Image courtesy of inphophotography
Score sequence (London Irish second): 0-5, 0-7, 0-12, 5-12, 7-12, 7-17, 7-19, 12-19, 14-19
Munster Rugby: Tries: Haley (46) Patterson (72); Conversions: Crowley (47) (73).
London Irish: Tries: Stokes (2), Williams (37), Arundell (62); Conversions: Jackson (3), Atkins (63).
15 Simon Zebo, 14 Calvin Nash, 13 Chris Farrell, 12 Rory Scannell, 11 Shane Daly, 10 Ben Healy, 9 Neil Cronin; 1 Josh Wycherley, 2 Scott Buckley, 3 Keynan Knox, 4 Jean Kleyn, 5 Eoin O’Connor, 6 Fineen Wycherley, 7 Jack O’Donoghue (C), 8 Alex Kendellen.

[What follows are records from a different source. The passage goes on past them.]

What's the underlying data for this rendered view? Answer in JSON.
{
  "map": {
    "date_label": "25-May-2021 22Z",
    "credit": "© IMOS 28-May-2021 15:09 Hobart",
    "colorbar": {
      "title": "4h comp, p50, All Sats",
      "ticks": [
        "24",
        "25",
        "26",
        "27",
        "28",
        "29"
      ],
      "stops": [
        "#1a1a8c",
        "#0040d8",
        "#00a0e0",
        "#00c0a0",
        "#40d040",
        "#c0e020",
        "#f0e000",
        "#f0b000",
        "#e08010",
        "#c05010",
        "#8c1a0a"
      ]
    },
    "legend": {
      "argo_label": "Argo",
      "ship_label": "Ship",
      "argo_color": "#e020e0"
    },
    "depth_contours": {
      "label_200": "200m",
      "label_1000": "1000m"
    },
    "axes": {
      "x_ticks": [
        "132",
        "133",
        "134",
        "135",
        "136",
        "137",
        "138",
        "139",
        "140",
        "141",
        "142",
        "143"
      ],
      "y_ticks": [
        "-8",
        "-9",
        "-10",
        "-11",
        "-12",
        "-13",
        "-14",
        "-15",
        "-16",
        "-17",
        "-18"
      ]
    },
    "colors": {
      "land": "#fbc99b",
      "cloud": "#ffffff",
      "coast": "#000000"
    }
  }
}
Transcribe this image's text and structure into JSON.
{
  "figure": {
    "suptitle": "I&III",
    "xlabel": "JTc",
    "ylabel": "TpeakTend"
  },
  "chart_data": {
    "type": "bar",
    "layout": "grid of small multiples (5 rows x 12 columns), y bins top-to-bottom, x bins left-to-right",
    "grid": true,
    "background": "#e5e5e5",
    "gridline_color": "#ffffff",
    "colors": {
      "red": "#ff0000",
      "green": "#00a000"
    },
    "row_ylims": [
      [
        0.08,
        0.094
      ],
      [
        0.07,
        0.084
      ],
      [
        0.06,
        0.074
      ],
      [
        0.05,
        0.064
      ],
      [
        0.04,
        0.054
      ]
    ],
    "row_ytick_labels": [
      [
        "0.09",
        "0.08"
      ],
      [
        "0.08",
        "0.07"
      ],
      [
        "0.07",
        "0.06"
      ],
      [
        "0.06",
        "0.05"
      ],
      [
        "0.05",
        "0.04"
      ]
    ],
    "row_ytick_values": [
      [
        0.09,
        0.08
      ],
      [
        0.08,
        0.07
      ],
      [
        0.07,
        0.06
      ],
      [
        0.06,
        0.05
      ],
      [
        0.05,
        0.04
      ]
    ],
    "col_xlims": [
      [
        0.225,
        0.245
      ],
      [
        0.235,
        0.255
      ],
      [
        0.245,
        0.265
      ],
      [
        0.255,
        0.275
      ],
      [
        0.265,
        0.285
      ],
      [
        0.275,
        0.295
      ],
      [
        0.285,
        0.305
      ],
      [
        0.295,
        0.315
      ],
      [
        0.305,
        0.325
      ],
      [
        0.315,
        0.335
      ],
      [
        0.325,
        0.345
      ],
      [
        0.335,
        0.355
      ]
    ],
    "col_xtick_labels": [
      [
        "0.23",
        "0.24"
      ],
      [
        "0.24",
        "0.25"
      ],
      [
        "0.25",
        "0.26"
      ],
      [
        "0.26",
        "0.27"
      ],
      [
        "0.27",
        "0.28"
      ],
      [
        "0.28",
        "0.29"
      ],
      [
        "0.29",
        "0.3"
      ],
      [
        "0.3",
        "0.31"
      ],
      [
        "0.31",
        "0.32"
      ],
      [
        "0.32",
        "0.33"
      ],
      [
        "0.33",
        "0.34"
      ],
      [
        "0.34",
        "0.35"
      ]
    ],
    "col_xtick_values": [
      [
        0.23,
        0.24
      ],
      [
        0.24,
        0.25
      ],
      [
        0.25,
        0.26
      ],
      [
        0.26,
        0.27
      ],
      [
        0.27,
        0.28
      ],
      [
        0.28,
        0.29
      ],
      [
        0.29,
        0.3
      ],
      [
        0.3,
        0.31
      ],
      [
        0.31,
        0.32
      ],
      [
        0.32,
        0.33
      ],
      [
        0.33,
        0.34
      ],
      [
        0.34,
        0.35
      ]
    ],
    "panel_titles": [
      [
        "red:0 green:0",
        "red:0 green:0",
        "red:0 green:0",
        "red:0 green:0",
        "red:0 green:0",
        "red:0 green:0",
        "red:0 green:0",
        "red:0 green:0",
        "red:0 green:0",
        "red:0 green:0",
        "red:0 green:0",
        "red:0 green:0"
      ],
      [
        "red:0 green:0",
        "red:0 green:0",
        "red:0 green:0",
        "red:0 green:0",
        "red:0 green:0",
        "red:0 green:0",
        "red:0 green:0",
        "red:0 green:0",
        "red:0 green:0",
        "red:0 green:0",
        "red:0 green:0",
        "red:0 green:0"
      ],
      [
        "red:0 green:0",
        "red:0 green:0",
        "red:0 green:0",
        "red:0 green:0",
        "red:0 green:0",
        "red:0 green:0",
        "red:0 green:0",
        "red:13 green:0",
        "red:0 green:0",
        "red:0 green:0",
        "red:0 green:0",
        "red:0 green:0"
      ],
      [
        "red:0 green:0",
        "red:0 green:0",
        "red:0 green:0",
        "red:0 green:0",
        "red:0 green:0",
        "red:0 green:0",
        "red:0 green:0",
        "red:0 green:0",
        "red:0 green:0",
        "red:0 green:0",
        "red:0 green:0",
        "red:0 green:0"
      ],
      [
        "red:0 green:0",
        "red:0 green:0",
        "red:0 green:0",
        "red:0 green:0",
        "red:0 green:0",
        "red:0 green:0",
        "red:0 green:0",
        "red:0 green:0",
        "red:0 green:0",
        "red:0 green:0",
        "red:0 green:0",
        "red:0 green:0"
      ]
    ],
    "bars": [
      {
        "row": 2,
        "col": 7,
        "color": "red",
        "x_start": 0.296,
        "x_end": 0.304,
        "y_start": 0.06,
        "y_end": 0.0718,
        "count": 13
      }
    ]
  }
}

Diarmuid Barron, Chris Moore, Roman Salanoa, Liam O’Connor, Edwin Edogbo, Thomas Ahern, Cian Hurley, Daniel Okeke, Paddy Patterson, Jack Crowley, Liam Coombes, Malakai Fekitoa, Antoine Frisch, Tony Butler, Mike Haley.
London Irish first-half team:
15 James Stokes, 14 Matt Williams (Harmes 53), 13 Curtis Rona, 12 Benhard van Rensburg, 11 Ollie Hassell-Collins, 10 Paddy Jackson (c), 9 Ben White (Englefield 49); 1 Facundo Gigena (Fischetti 48), 2 Matt Cornish (Miller 48), 3 Oliver Hoskins (Chawatama 41), 4 Rob Simmons, 5 Adam Coleman, 6 Ben Donnell, 7 Tom Pearson, 8 Josh Basham.
London Irish second-half team:
15 Henry Arundell, 14 Will Joseph, 13 Luca Morisi, 12 Tom Hitchcock, 11 Alex Harmes, 10 Jacob Atkins (Jackson 66), 9 Caolan Englefield; 1 Danilo Fischetti, 2 Isaac Miller, 3 Lovejoy Chawatama, 4 Josh Caulfield, 5 Api Ratuniyarawa, 6 Jack Cooke, 7 Isaac Curtis-Harris, 8 Chandler Cunningham-South.